Wolfsbarsche in Fischgrillgitter legen und verschließen. Auf den heißen Grill von jeder Seite etwa 15 Minuten grillen. Mit einem Glas Blanc de Blancs Champagner servieren!

La vie en rose

Rosé Champagner, Erdbeeren... bei Aux Bulles dreht sich seit Anfang Mai alles um die Farbe Rot! Und dazu gehören natürlich auch Rosen. Von tiefrot über hellrosa schmücken sie seit einigen Tagen (im Osten Österreichs seit ein paar Wochen) unsere Gärten. Wir haben das Glück hier in Wien einen hübschen, kleinen Garten mit vielen alten Rosenstöcken genießen zu können. Bevor die Rosen langsam abblühen, also im Moment ihrer größten Blüte schneide ich die einzelnen Rosenköpfe vorsichtig ab. So können Neue nachwachsen und ich kann die Blüten in meiner Küche verarbeiten. Es wäre ja schade diese hübschen Blumen einfach verwelken zu lassen! Es lässt sich soviel mit Rosenblüten machen, Rosenblüten Eiswürfel, Rosenblüten Gelée, Rosenblüten Sirup... ein paar Ideen werde ich heute hier teilen. 
Vielleicht noch zwei Kleinigkeiten. Man sollte diese Rezepte nur machen wenn man ungespritzte Rosen zur Hand hat, am besten mit alten Rosensorten. Und bezüglich der Verarbeitung der Rosenblüten (für Gelée, Sirup etc.) empfehle ich die weißen Spitzen vorsichtig wegzuschneiden oder wegzureisen. Die weißen Blütenspitzen können sonst einen bitteren Geschmack hinterlassen.

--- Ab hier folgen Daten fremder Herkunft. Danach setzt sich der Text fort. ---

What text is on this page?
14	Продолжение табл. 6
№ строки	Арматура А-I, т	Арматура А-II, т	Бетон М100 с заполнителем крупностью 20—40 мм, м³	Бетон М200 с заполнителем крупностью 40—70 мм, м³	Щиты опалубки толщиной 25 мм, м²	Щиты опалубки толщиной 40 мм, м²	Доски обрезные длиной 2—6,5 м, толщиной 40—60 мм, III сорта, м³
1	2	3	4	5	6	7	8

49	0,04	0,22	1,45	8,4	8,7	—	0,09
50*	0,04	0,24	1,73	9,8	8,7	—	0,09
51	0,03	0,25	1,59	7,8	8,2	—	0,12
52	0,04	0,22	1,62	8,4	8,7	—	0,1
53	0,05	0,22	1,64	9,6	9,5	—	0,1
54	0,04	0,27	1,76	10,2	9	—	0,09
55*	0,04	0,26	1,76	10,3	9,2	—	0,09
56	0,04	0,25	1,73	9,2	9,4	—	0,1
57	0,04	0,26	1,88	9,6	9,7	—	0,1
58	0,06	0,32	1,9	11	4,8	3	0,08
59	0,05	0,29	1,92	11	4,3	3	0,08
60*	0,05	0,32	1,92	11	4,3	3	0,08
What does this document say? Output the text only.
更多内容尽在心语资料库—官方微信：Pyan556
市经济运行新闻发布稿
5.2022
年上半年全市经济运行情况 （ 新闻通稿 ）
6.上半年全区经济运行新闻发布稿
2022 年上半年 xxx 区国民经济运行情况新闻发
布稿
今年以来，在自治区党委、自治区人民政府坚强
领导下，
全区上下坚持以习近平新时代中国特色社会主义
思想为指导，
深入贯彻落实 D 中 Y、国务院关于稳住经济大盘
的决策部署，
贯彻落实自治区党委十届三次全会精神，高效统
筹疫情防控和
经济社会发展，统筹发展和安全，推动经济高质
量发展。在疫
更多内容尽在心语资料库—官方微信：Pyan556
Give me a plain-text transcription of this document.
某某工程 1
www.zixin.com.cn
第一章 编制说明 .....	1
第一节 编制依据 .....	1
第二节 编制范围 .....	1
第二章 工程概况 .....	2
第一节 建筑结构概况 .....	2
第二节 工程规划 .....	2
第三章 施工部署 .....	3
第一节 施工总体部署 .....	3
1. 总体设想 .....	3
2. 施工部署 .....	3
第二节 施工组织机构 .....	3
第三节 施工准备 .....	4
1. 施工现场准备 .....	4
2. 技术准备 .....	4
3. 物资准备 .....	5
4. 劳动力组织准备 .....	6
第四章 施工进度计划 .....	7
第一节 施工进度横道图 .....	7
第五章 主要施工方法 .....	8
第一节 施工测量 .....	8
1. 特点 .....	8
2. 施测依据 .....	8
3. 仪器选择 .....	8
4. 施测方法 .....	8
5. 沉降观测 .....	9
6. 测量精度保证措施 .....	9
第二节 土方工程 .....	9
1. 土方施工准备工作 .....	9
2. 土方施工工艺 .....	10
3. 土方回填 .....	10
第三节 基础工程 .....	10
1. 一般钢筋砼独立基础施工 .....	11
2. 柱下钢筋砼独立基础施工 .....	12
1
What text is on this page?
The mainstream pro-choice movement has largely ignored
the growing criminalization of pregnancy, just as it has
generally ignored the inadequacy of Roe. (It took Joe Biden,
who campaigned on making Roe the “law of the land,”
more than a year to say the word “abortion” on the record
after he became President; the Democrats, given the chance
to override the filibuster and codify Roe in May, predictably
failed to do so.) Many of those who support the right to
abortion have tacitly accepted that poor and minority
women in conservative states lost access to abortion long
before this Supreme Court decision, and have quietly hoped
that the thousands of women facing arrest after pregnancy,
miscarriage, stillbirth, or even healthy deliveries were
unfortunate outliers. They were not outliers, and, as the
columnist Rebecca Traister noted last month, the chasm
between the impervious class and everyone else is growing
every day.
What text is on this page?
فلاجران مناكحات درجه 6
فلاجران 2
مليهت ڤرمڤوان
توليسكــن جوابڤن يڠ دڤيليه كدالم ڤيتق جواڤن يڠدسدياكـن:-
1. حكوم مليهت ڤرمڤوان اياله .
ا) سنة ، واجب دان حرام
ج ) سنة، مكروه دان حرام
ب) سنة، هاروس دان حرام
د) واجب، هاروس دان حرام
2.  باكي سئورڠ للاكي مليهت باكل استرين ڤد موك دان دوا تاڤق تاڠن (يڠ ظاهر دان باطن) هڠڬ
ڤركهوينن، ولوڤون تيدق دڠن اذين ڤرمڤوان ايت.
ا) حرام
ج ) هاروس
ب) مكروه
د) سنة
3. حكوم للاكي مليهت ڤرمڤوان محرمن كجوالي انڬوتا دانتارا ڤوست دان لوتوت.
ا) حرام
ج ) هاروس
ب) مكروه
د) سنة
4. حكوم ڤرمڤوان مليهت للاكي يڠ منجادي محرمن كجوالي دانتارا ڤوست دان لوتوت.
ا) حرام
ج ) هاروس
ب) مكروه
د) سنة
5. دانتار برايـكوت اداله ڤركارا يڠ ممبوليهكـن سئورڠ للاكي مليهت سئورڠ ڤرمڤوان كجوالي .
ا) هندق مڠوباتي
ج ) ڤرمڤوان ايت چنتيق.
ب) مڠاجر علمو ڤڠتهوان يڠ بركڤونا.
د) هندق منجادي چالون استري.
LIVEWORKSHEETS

Aux Bulles Champagner Brut Wien Rosen
Aux Bulles Champagner Brut Wien Rosen

Rosenblüten Eiswürfel

frische Rosenblüten
Wasser

Wasser in eine Eiswürfelform geben und in jedes Kästchen ein Rosenblütenblatt vorsichtig eindrücken. Da die Blütenblätter aufschwimmen muss man die Blüten oft zwei, drei mal auf den Behälterboden drücken, aber irgendwann bleiben sie unten ;)
Vorsichtig in den Tiefkühler legen und nach ein paar Stunden können Sie die Sommercocktails (siehe unten) Ihrer Gäste mit diesen hübschen Rosenblüteneiswürfel servieren. Der Überraschungseffekt ist garantiert :)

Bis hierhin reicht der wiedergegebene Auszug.